Fig. 3: Modulation of vS1 by SC is not due to whisker movement.

a Circuits of interest showing two possible pathways through which SC could impact on responses in vS1. Modified from Castro-Alamancos and Keller²⁵. b Schematic of the experimental arrangement using a high-speed camera to monitor whisker movement while activating SC optogenetically via an optic fiber. c Whisker movement during optogenetic activation of SC. d Schematic of the experimental arrangement. Whiskers were monitored during optogenetic activation of SC before and during facial nerve cooling. e Pixel change in a region of interest around whiskers during optogenetic activation of SC versus time before and after facial nerve cooling. Dark blue shows the mean and light blue the SEM across 50 trials. f Mean whisker pixel change (n = 3 animals) in response to optogenetic activation of SC before and after cutting or cooling the facial nerve. Error bars represent SEM. g Schematic of the experimental arrangement.
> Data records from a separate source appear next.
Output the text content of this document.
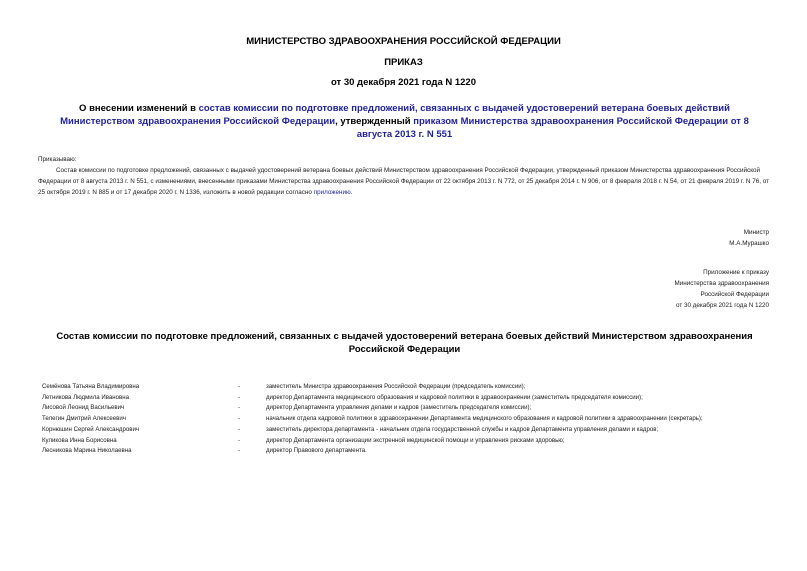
МИНИСТЕРСТВО ЗДРАВООХРАНЕНИЯ РОССИЙСКОЙ ФЕДЕРАЦИИ
ПРИКАЗ
от 30 декабря 2021 года N 1220
О внесении изменений в состав комиссии по подготовке предложений, связанных с выдачей удостоверений ветерана боевых действий Министерством здравоохранения Российской Федерации, утвержденный приказом Министерства здравоохранения Российской Федерации от 8 августа 2013 г. N 551
Приказываю:
Состав комиссии по подготовке предложений, связанных с выдачей удостоверений ветерана боевых действий Министерством здравоохранения Российской Федерации, утвержденный приказом Министерства здравоохранения Российской Федерации от 8 августа 2013 г. N 551, с изменениями, внесенными приказами Министерства здравоохранения Российской Федерации от 22 октября 2013 г. N 772, от 25 декабря 2014 г. N 906, от 8 февраля 2018 г. N 54, от 21 февраля 2019 г. N 76, от 25 октября 2019 г. N 885 и от 17 декабря 2020 г. N 1336, изложить в новой редакции согласно приложению.
Министр
М.А.Мурашко
Приложение к приказу
Министерства здравоохранения
Российской Федерации
от 30 декабря 2021 года N 1220
Состав комиссии по подготовке предложений, связанных с выдачей удостоверений ветерана боевых действий Министерством здравоохранения Российской Федерации
Семёнова Татьяна Владимировна	-	заместитель Министра здравоохранения Российской Федерации (председатель комиссии);
Летникова Людмила Ивановна	-	директор Департамента медицинского образования и кадровой политики в здравоохранении (заместитель председателя комиссии);
Лисовой Леонид Васильевич	-	директор Департамента управления делами и кадров (заместитель председателя комиссии);
Телегин Дмитрий Алексеевич	-	начальник отдела кадровой политики в здравоохранении Департамента медицинского образования и кадровой политики в здравоохранении (секретарь);
Корнюшин Сергей Александрович	-	заместитель директора департамента - начальник отдела государственной службы и кадров Департамента управления делами и кадров;
Куликова Инна Борисовна	-	директор Департамента организации экстренной медицинской помощи и управления рисками здоровью;
Лесникова Марина Николаевна	-	директор Правового департамента.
The impact of optogenetic activation of SC on vS1 responses was measured before and after facial nerve block. h Baseline spiking of vS1 neurons does not significantly change after facial nerve inactivation (p > 0.05 Two-sided paired t-test; facial nerve cooling: n = 16; facial nerve cut: n = 8). i Pooled data showing the impact of SC activation (green) on the whisker input–output relationship (orange) for whisker responsive vS1 neurons before and after facial nerve inactivation (facial nerve cooling: n = 16 neurons; facial nerve cut: n = 8 neurons). The spiking of each neuron was normalized to the maximum response to whisker stimulation alone. Error bars represent SEM. Source data are provided as a Source Data file.